La Russie attaque la centrale nucléaire ukrainienne alors que l’invasion progresse

KYIV, Ukraine – Les forces russes ont bombardé la plus grande centrale nucléaire d’Europe tôt vendredi, déclenchant un incendie alors qu’elles poursuivaient leur attaque contre une ville ukrainienne productrice d’énergie cruciale et gagnaient du terrain dans leur tentative de couper le pays de la mer.

Les principales autorités nucléaires s’inquiétaient – ​​mais pas de panique – des dommages causés à la centrale. L’agression a déclenché des appels téléphoniques entre le président ukrainien Volodymyr Zelenskyy et le président américain Joe Biden et d’autres dirigeants mondiaux. Le département américain de l’Énergie a activé son équipe d’intervention en cas d’incident nucléaire par mesure de précaution.

L’attaque contre la ville orientale d’Enerhodar et sa centrale nucléaire de Zaporizhzhia s’est déroulée alors que l’invasion entrait dans sa deuxième semaine et une autre série de pourparlers entre les deux parties a abouti à un accord de principe pour mettre en place des couloirs sûrs pour évacuer les citoyens et acheminer l’aide humanitaire.

Le porte-parole de la centrale nucléaire, Andriy Tuz, a déclaré à la télévision ukrainienne que des obus tombaient directement sur l’installation et avaient mis le feu à l’un de ses six réacteurs. Ce réacteur est en cours de rénovation et ne fonctionne pas, mais il y a du combustible nucléaire à l’intérieur, a-t-il dit.

Les pompiers ne peuvent pas s’approcher des flammes car ils se font tirer dessus, a-t-il dit, et le ministre ukrainien des Affaires étrangères Dmytro Kuleba a tweeté un appel aux Russes pour qu’ils arrêtent l’assaut et permettent aux équipes de pompiers d’entrer.

“Nous exigeons qu’ils arrêtent les tirs d’armes lourdes”, a déclaré Tuz dans un communiqué vidéo. “Il y a une menace réelle de danger nucléaire dans la plus grande centrale nucléaire d’Europe.”

L’assaut a ravivé les craintes que l’invasion puisse endommager l’un des 15 réacteurs nucléaires ukrainiens et déclencher une autre urgence comme l’accident de Tchernobyl en 1986, la pire catastrophe nucléaire au monde, qui s’est produite à environ 110 kilomètres (65 miles) au nord de la capitale.

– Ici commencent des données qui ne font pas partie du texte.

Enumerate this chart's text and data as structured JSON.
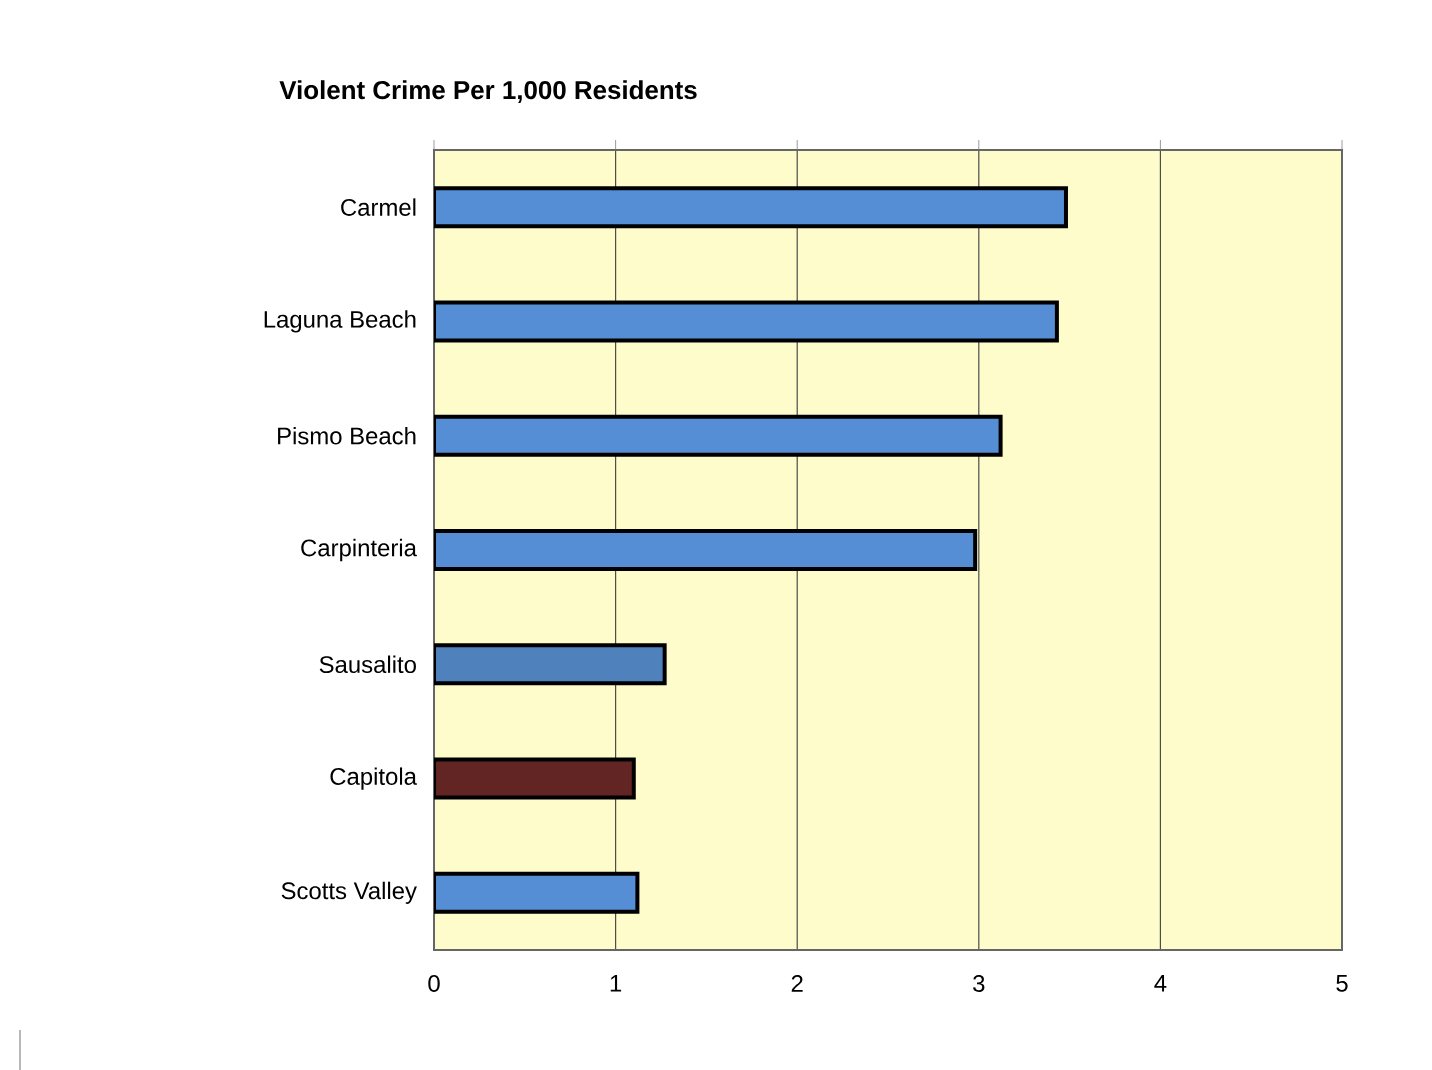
{
  "chart_data": {
    "type": "bar",
    "orientation": "horizontal",
    "title": "Violent Crime Per 1,000 Residents",
    "categories": [
      "Carmel",
      "Laguna Beach",
      "Pismo Beach",
      "Carpinteria",
      "Sausalito",
      "Capitola",
      "Scotts Valley"
    ],
    "values": [
      3.48,
      3.43,
      3.12,
      2.98,
      1.27,
      1.1,
      1.12
    ],
    "colors": [
      "#558ed5",
      "#558ed5",
      "#558ed5",
      "#558ed5",
      "#4f81bd",
      "#632523",
      "#558ed5"
    ],
    "xlim": [
      0,
      5
    ],
    "xticks": [
      0,
      1,
      2,
      3,
      4,
      5
    ],
    "grid": "x"
  }
}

La secrétaire américaine à l’Énergie, Jennifer Granholm, a tweeté que les réacteurs de la centrale de Zaporizhzhia étaient protégés par des structures de confinement robustes et qu’ils étaient arrêtés en toute sécurité.

Dans un discours émouvant au milieu de la nuit, Zelenskyy a dit qu’il craignait une explosion qui serait “la fin pour tout le monde. La fin pour l’Europe. L’évacuation de l’Europe”.

“Seule une action urgente de l’Europe peut arrêter les troupes russes”, a-t-il déclaré. “Ne laissez pas l’Europe mourir d’une catastrophe dans une centrale nucléaire.”

Mais la plupart des experts n’ont rien vu qui indiquait une catastrophe imminente.

L’Agence internationale de l’énergie atomique a déclaré que l’incendie n’avait pas affecté les équipements essentiels et que le régulateur nucléaire ukrainien n’avait signalé aucun changement dans les niveaux de rayonnement. L’American Nuclear Society était d’accord, affirmant que les derniers niveaux de rayonnement restaient dans les niveaux de fond naturels.

“La véritable menace pour la vie des Ukrainiens continue d’être l’invasion violente et les bombardements de leur pays”, a déclaré le groupe dans un communiqué.

Jon Wolfsthal, qui a servi pendant l’administration Obama en tant que directeur principal du contrôle des armements et de la non-prolifération au Conseil de sécurité nationale, a déclaré que les réacteurs de la centrale avaient d’épais dômes de confinement en béton qui devraient les protéger des tirs de chars et d’artillerie.

Mais lui aussi s’inquiétait d’une éventuelle perte de puissance à la centrale, qui pourrait mettre en péril sa capacité à maintenir le combustible nucléaire au frais.

Le major d’Enerhodar a déclaré plus tôt que les forces ukrainiennes combattaient les troupes russes à la périphérie de la ville. La vidéo montrait des flammes et de la fumée noire s’élevant au-dessus de la ville de plus de 50 000 habitants, avec des gens passant devant des voitures accidentées.

Avant le bombardement, la compagnie ukrainienne d’énergie atomique a signalé qu’une colonne militaire russe se dirigeait vers la centrale nucléaire. Des coups de feu violents et des tirs de roquettes ont été entendus jeudi soir.

“De nombreux jeunes hommes en tenue de sport et armés de kalachnikovs sont entrés dans la ville. Ils défoncent les portes et tentent d’entrer dans les appartements des résidents locaux”, indique le communiqué d’Energoatom.

Plus tard, une caméra de sécurité diffusée en direct depuis la page d’accueil de l’usine de Zaporizhzhia a montré ce qui semblait être des véhicules blindés entrant dans le parking de l’installation et braquant des projecteurs sur le bâtiment où la caméra était montée.

Ensuite, il y a eu ce qui semblait être des éclairs de bouche de véhicules, suivis d’explosions presque simultanées dans les bâtiments environnants. La fumée montait dans le cadre et s’éloignait.

Le Premier ministre ukrainien Denys Shmyhal a appelé l’Occident à fermer le ciel sur les centrales nucléaires du pays. « C’est une question de sécurité du monde entier ! a-t-il déclaré dans un communiqué.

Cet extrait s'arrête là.